Introduction to Decision Trees

Decision Trees are a non-linear predictive modeling tool widely used in machine learning for both classification and regression tasks. The model is represented as a tree-like structure where an internal node represents a feature (or attribute), the branch represents a decision rule, and each leaf node represents the outcome. The topmost node in a tree is known as the root node. Decision Trees are popular due to their simplicity, interpretability, and applicability to both numerical and categorical data.

How Decision Trees Work

Decision Trees use a decision-making process to infer the class labels of the samples. The decision of making strategic splits heavily influences their performance. Here’s how they generally work:

  1. Choosing the Best Split: At each node in the tree, the algorithm selects the best split among all features based on a certain criterion that measures the impurity of the node. The most common criteria are:
    • Gini Impurity (used by the CART algorithm): A measure of how often a randomly chosen element from the set would be incorrectly labeled.
    • Entropy (used by the ID3, C4.5, and C5.0 algorithms): A measure of the randomness in the information being processed. The higher the entropy, the harder it is to draw conclusions from that information.
  2. Recursive Splitting: After the best split is chosen, the dataset is split into subsets, which then recursively form branch nodes in the tree. This process continues until a stopping criterion is met; for instance:
    • All tuples at a node belong to the same attribute class.
    • No more remaining attributes are there to be processed.
    • The tree has reached a maximum specified depth.
  3. Pruning: This step is crucial to avoid overfitting. It involves removing parts of the tree that don’t provide additional power in classifying instances. Pruning can drastically improve the model’s generalizability.

Types of Decision Trees

  • Classification Trees: Used when the target variable is categorical. The tree is used to infer the class labels of samples.
  • Regression Trees: Used when the target variable is continuous. The decision rules of the tree predict the target’s value.

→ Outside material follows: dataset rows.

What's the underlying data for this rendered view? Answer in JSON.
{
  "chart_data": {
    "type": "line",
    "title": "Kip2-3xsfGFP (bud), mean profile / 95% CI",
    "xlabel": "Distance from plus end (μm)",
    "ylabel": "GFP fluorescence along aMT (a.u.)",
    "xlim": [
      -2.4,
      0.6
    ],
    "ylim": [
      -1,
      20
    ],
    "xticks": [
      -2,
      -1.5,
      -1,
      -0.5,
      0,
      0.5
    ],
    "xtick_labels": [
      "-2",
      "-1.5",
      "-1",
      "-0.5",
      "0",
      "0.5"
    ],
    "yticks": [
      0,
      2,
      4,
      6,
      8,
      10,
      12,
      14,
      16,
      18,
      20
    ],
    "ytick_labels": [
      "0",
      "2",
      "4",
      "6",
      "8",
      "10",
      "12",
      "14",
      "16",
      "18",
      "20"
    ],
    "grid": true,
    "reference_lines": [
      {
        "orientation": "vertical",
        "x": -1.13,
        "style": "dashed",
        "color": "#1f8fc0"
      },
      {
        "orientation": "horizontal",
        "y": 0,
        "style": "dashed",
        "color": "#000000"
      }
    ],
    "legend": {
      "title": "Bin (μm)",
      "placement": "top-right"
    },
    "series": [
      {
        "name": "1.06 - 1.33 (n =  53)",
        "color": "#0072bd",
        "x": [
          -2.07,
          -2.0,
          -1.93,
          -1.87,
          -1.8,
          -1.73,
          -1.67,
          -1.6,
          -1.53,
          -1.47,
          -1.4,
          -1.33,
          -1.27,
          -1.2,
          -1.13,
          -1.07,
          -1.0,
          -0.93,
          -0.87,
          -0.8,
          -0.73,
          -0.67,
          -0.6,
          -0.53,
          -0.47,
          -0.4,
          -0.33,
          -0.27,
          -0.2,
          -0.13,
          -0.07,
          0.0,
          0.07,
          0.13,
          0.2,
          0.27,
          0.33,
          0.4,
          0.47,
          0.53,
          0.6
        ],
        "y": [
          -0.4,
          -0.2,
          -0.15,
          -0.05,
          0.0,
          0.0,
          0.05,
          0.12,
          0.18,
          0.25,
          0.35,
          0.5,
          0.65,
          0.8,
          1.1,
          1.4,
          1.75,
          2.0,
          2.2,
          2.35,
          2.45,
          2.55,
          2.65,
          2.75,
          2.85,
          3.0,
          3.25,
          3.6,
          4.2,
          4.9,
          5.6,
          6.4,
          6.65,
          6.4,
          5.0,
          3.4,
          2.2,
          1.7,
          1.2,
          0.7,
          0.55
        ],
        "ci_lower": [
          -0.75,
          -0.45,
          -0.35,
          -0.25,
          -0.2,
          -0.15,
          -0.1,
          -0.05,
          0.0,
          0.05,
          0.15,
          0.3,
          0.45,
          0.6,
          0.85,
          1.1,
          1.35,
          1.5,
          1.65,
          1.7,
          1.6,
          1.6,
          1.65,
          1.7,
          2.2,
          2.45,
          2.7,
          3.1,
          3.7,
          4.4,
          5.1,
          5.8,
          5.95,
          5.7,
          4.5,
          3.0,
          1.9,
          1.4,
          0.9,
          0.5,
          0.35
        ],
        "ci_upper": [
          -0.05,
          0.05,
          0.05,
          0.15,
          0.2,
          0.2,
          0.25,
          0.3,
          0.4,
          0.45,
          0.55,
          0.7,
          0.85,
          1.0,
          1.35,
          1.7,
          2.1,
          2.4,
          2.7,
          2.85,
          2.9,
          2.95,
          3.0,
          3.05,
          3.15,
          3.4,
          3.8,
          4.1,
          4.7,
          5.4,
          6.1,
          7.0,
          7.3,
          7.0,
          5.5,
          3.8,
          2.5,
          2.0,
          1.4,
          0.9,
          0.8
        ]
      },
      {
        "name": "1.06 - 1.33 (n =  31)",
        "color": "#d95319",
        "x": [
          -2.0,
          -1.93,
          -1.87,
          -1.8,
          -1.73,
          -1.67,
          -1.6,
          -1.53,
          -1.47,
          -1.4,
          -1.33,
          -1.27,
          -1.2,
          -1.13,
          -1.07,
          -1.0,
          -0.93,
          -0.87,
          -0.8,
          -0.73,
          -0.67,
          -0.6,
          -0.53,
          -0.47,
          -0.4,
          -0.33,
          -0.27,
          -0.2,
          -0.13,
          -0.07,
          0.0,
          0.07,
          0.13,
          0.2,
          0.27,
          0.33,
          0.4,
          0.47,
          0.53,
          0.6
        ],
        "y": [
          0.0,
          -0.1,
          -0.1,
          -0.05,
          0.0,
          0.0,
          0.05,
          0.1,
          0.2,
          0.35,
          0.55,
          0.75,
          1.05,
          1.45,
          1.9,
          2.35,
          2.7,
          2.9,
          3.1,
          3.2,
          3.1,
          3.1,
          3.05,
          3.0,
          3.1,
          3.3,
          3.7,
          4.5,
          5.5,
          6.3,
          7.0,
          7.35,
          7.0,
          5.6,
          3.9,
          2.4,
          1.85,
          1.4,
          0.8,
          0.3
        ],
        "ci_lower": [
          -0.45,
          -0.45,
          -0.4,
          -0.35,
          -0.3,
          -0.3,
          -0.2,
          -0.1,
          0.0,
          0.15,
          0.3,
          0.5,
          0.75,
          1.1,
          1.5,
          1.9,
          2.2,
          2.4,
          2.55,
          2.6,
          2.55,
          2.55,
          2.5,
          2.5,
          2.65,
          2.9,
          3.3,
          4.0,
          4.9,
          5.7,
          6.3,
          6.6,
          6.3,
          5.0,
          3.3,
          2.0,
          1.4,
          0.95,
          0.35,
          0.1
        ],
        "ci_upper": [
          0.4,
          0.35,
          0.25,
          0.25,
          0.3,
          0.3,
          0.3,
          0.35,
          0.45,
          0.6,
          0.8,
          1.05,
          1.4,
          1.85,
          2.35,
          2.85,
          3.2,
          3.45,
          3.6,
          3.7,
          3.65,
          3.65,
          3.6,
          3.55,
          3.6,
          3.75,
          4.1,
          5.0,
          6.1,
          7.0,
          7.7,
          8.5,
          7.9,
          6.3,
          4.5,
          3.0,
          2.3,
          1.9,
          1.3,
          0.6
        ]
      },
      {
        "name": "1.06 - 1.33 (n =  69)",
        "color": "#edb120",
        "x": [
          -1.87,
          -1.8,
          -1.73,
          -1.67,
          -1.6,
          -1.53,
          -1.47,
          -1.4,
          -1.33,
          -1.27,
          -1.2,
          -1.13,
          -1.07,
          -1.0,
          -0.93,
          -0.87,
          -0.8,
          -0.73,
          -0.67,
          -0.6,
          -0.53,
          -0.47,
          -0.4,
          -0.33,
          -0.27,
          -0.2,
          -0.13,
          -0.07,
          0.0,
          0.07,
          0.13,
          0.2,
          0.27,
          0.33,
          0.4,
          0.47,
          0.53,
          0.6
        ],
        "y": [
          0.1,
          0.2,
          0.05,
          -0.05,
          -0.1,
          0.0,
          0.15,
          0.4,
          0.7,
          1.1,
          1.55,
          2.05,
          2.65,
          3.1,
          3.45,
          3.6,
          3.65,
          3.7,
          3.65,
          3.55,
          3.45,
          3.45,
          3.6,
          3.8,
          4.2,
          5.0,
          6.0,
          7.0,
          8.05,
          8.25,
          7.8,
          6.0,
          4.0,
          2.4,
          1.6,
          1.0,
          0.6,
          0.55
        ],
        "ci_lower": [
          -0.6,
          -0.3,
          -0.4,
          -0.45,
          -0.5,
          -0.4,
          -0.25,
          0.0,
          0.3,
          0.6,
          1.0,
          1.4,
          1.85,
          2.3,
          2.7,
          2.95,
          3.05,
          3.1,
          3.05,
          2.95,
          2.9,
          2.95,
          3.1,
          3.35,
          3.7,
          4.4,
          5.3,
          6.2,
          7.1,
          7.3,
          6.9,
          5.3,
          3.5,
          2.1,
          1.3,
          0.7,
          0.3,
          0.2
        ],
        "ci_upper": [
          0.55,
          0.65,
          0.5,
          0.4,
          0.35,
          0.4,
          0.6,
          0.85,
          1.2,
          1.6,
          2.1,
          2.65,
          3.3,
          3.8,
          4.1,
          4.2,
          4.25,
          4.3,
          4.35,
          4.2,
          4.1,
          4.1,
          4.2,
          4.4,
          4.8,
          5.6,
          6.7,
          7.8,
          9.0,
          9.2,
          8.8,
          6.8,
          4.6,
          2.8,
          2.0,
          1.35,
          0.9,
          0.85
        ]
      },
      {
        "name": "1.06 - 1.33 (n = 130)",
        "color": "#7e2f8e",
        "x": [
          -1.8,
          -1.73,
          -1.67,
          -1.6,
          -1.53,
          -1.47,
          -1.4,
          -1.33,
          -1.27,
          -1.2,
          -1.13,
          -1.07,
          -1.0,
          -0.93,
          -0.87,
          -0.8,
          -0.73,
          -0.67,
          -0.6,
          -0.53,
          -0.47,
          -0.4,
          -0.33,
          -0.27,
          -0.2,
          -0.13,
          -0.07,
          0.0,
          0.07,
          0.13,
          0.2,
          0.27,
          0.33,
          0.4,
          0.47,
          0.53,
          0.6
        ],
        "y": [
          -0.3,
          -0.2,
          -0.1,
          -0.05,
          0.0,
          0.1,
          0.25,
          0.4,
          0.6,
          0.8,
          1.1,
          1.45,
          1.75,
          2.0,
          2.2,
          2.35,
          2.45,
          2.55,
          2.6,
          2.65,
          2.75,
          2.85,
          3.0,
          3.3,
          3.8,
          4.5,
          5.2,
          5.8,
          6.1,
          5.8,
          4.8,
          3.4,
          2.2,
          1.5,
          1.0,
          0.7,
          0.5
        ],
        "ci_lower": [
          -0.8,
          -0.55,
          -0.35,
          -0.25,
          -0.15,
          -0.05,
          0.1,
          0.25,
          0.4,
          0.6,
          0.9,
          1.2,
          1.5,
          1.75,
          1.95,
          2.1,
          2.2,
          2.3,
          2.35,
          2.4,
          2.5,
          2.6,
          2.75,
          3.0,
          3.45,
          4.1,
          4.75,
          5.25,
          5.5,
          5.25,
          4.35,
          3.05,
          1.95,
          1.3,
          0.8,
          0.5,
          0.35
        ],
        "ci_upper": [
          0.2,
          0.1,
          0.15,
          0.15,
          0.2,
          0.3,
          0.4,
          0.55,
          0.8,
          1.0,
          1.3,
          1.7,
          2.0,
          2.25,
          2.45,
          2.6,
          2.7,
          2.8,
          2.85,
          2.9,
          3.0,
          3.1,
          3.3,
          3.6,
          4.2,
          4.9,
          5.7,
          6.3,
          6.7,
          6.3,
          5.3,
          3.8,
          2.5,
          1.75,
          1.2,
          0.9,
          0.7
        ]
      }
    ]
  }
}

Advantages of Decision Trees

  • Easy to Understand and Interpret: Trees can be visualised, making them easy to explain to non-experts. Decisions are made based on feature interactions and are represented clearly.
  • Handles both numerical and categorical data: Can handle data types that are often not easily handled by other algorithms.
  • Requires Little Data Preparation: Unlike other algorithms, decision trees do not require data normalization.

Limitations of Decision Trees

  • Overfitting: Without proper pruning, decision trees can create overly complex trees that do not generalize well from the training data.
  • Variance: Small changes in the data might result in a completely different tree being generated.
  • Bias: Decision tree learners can create biased trees if some classes dominate.